This paper investigates the impact of thermal stability relaxation in double-barrier magnetic tunnel junctions (DMTJs) for energy-efficient spin-transfer torque magnetic random access memories (STT-MRAMs) operating at the liquid nitrogen boiling point (77 K). Our study is carried out through a macrospin-based Verilog-A compact model of DMTJ, along with a 65 nm commercial process design kit (PDK) calibrated down to 77 K under silicon measurements. Comprehensive bitcell-level electrical characterization is used to estimate the energy/latency per operation and leakage power at the memory architecture-level. As a main result of our analysis, we show that energy-efficient small-to-large embedded memories can be obtained by significantly relaxing the non-volatility requirement of DMTJ devices at room temperature (i.e., by reducing the cross-section area), while maintaining the typical 10-years retention time at cryogenic temperatures. This makes DMTJ-based STT-MRAM operating at 77 K more energy-efficient than six-transistors static random-access memory (6T-SRAM) under both read and write accesses (−56% and −37% on average, respectively). Obtained results thus prove that DMTJ-based STT-MRAM with relaxed retention time is a promising alternative for the realization of reliable and energy-efficient embedded memories operating at cryogenic temperatures.

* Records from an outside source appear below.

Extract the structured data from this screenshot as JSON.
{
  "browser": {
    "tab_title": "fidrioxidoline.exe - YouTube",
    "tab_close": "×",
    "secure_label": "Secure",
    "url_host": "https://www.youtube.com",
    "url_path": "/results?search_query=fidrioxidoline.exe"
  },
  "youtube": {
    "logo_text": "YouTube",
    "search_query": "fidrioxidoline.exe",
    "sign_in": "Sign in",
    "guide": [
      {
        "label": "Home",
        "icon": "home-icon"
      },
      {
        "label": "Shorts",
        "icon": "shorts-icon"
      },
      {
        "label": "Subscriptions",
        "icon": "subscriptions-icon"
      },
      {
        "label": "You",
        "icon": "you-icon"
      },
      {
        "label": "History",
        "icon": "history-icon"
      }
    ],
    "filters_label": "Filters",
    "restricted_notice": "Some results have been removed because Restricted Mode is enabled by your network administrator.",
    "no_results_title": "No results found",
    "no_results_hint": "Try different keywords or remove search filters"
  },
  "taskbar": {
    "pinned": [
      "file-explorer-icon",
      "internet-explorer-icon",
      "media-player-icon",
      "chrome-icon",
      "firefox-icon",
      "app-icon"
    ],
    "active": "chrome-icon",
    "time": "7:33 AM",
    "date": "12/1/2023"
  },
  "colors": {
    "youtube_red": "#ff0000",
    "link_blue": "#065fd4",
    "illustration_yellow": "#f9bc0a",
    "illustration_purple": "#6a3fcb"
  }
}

本文研究了双势垒磁性隧道结 (DMTJ) 中热稳定性弛豫对在液氮沸点 (77 K) 下运行的高能效自旋转移矩磁性随机存取存储器 (STT-MRAM) 的影响。我们的研究是通过基于宏自旋的 Verilog-A 紧凑型 DMTJ 模型以及在硅测量下校准到 77 K 的 65 nm 商业工艺设计套件 (PDK) 进行的。全面的位单元级电气特性用于估计每次操作的能量/延迟和内存架构级的泄漏功率。作为我们分析的主要结果，我们表明，通过显着放宽 DMTJ 器件在室温下的非易失性要求（即，通过减小横截面积），同时在低温下保持典型的 10 年保留时间。这使得基于 DMTJ 的 STT-MRAM 在读取和写入访问（分别平均分别为 -56% 和 -37%）下比六晶体管静态随机存取存储器 (6T-SRAM) 的能效更高，为 77 K。因此，获得的结果证明，具有宽松保留时间的基于 DMTJ 的 STT-MRAM 是实现在低温下运行的可靠且节能的嵌入式存储器的有前途的替代方案。